Synthesis, spectroscopic and structural studies on transition metal carbonyl complexes of cyclic di- and tetra-selenoether ligands

Abstract

Reaction of [M(CO)4(nbd)] (M = Cr or Mo, nbd = norbornadiene) or [W(CO)4(TMPA)] (TMPA = N,N,N′,N′-tetramethyl-1,3-propanediamine) with [8]aneSe2 (1,5-diselenacyclooctane) yielded the cis-disubstituted tetracarbonyl species [M(CO)4([8]aneSe2)] (M=Cr, Mo or W). The complexes [M′X(CO)5] (M′=Mn, X=Cl, Br or I; M′=Re, X= Cl or Br) reacted similarly with [8]aneSe2 to give fac-[M′X(CO)3([8]aneSe2)] in high yield. Infrared and multinuclear NMR spectroscopic studies confirmed these assignments and indicated a single species in solution; δ(55Mn) lies in the same range as observed for other fac-[MnX(CO)3(diselenoether)] complexes, while for all of the compounds δ(77Se) is to low frequency of [8]aneSe2 itself (δ 137). Crystal structures of [W(CO)4([8]aneSe2)], [MnBr(CO)3([8]aneSe2)] and [ReBr(CO)3([8]aneSe2)] show the cyclic diselenoether chelating and adopting a chair-boat conformation.
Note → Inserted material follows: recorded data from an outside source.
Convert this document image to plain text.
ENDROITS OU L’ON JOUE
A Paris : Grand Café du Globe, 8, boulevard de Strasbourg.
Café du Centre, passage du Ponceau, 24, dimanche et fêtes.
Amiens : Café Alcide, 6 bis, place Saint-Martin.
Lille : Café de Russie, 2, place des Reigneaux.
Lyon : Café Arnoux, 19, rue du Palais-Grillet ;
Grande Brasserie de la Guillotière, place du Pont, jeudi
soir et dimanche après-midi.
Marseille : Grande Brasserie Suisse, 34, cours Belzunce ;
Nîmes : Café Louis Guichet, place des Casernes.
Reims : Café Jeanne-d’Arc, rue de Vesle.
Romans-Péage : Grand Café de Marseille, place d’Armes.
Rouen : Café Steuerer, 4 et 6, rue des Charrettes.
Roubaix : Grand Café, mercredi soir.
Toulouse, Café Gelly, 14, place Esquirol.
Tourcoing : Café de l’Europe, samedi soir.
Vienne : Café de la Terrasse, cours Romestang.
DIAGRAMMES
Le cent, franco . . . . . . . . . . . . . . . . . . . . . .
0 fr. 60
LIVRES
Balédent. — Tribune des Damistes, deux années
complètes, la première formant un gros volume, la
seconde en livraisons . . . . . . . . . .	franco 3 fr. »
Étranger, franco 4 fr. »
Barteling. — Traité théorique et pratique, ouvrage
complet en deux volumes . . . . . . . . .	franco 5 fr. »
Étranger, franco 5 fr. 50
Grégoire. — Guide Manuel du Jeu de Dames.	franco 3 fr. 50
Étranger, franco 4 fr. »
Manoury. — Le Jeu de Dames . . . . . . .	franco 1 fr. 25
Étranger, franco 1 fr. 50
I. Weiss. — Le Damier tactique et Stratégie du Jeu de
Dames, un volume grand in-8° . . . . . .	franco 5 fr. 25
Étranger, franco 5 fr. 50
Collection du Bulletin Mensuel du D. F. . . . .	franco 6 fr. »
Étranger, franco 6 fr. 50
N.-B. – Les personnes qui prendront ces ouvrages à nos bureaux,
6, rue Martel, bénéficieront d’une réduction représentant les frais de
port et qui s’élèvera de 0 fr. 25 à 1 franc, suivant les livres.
The compounds [16]aneSe4 (1,5,9,13-tetraselenacyclohexadecane) and L (1,6-diselena-3,4-benzocyclononane) reacted with the metal(II) species [{MoBr2(CO)4)}2] or [MI2(CO)3(NCMe)2] in CH2Cl2 solution to give seven-co-ordinate [{MoX2(CO)3}2([16]aneSe4)], [WI2(CO)3([16]aneSe4)], [MoX2(CO)3(L)] and [WI2(CO)3(L)], although these species decompose rapidly in co-ordinating solvents. Reaction of [16]aneSe4 with two molar equivalents of [M′Cl(CO)5] yielded the dinuclear complex [{MnCl(CO)3}2([16]aneSe4)] (in which the tetraselenoether is thought to bind in a bidentate manner to each Mn) and the mononuclear complex [ReCl(CO)3([16]aneSe4)] (which is thought to involve bidentate ligation to [16]aneSe4 with two free Se donors). The cationic species fac-[Mn(CO)3(η3-[16]aneSe4)]CF3SO3 was generated by treatment of [MnCl(CO)5] with AgCF3SO3 in Me2CO followed by addition of [16]aneSe4.